June 3 (UPI) — Officials with the Metropolitan Transportation Authority of New York City revealed that a hacker group suspected to be tied to the Chinese government infiltrated North America’s largest transportation system.
The MTA said Wednesday that the breach occurred in April, affecting three of its 18 systems though no operations were impacted and no employee or customer information was leaked.
“The MTA’s existing multi-layered security systems worked as designed, preventing spread of the attack and we continue to strengthen these comprehensive systems and remain vigilant as cyberattacks are a growing global threat,” MTA Chief Technology Officer Rafail Portnoy said in a statement.

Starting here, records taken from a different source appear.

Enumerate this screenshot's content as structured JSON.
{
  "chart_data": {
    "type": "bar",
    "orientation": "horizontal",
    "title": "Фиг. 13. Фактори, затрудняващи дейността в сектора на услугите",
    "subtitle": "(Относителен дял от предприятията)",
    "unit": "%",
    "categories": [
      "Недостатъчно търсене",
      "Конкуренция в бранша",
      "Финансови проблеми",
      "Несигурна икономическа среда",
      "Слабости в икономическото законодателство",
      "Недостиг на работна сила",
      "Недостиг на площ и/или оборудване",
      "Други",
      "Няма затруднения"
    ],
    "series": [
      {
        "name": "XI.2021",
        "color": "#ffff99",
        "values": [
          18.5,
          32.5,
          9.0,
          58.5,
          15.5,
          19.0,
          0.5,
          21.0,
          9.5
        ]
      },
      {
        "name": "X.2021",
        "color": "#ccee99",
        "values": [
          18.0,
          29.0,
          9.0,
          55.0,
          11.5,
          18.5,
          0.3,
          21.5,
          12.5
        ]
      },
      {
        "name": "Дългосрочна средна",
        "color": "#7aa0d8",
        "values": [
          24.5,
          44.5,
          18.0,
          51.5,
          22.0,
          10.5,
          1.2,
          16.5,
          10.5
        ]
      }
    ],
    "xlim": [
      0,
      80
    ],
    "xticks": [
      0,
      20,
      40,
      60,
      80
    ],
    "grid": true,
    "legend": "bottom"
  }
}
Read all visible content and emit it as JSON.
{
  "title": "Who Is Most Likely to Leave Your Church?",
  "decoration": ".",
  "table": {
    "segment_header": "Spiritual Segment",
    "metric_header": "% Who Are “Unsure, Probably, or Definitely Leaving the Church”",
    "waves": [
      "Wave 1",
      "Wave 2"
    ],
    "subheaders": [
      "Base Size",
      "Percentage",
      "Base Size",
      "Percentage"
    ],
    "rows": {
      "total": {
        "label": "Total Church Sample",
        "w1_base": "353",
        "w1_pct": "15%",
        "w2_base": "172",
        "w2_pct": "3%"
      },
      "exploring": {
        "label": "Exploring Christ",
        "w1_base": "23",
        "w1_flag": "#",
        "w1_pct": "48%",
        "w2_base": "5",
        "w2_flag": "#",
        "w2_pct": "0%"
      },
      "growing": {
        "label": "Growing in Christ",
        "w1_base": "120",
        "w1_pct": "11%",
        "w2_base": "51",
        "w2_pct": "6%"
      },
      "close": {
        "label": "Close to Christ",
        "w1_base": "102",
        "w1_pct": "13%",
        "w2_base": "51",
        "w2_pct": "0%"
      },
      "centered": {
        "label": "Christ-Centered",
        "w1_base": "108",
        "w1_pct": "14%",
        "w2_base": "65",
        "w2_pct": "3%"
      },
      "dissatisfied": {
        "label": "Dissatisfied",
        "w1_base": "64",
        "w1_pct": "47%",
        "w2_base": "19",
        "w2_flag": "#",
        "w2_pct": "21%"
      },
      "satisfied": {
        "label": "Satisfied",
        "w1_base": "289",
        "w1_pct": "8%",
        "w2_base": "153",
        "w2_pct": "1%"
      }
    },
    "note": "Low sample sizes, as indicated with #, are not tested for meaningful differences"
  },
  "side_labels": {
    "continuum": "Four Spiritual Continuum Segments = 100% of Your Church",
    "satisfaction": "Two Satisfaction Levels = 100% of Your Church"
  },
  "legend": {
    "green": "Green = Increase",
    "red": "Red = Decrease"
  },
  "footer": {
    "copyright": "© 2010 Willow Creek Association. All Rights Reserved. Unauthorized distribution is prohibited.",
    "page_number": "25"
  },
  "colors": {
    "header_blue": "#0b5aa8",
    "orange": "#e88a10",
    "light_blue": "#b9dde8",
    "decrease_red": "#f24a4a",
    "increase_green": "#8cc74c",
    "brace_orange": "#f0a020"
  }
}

The attack was first reported on by The New York Times, which saw a document that outlined the extent of the breach, stating it had done little to no damage though some 3,700 employees and contractors were required to change their passwords for security reasons.
The Times reported the hackers used the vulnerabilities in the Pulse Connect Secure system to infiltrate the MTA.
At around the time of the attack, it was revealed that Chinese state-sponsored hackers had infiltrated U.S. and European government organizations as well as defense and technology companies through vulnerabilities in the Pulse Secure system that provides remote access to networks.
The Cybersecurity and Infrastructure Security Agency announced it was aware of hackers exploiting vulnerabilities in Ivanti Pulse Connect Secure system in an effort to compromise “U.S. government agencies, critical infrastructure entities and private sector organizations.” It also offered guidance on how to fix the issues of concern.
Cybersecurity firm FireEye, who owns Mandiant, which MTA brought on to deal with its attack, said in April it was tracking the infiltrations, and suspected them to have been conducted “on behalf of the Chinese government.”
The revelation comes amid a surge in cyberattacks targeting both the private and public sector in the United States.
Last month, Russian hackers were blamed for halting the U.S. operations at Colonial Pipeline and most recently at JBS in two separate ransomware attacks, the former being attributed to hacker group DarkSide and the latter to REvil, which also goes by the name Sodinokibi.
Late last month, Russia-linked hackers blamed for the SolarWinds attack in December targeted some 150 government agencies, think tanks and non-governmental organizations through a spear-phishing campaign where they sent their targets emails that appeared to come from the U.S. Agency for International Development.
On Wednesday, a ransomware attack disrupted the ticket buying for a ferry service to Martha’s Vineyard and Nantucket, Mass.
As these attacks continue, cybersecurity has become a growing issue for the Biden administration during its first few months in office, prompting President Joe Biden May 12 to sign an elaborate executive order to strengthen the nation’s cybersecurity while late that month, Secretary of Homeland Security Alejandro Mayorkas offered a proposed budget for the next fiscal year that included an additional $2.1 billion to beef up virtual defenses.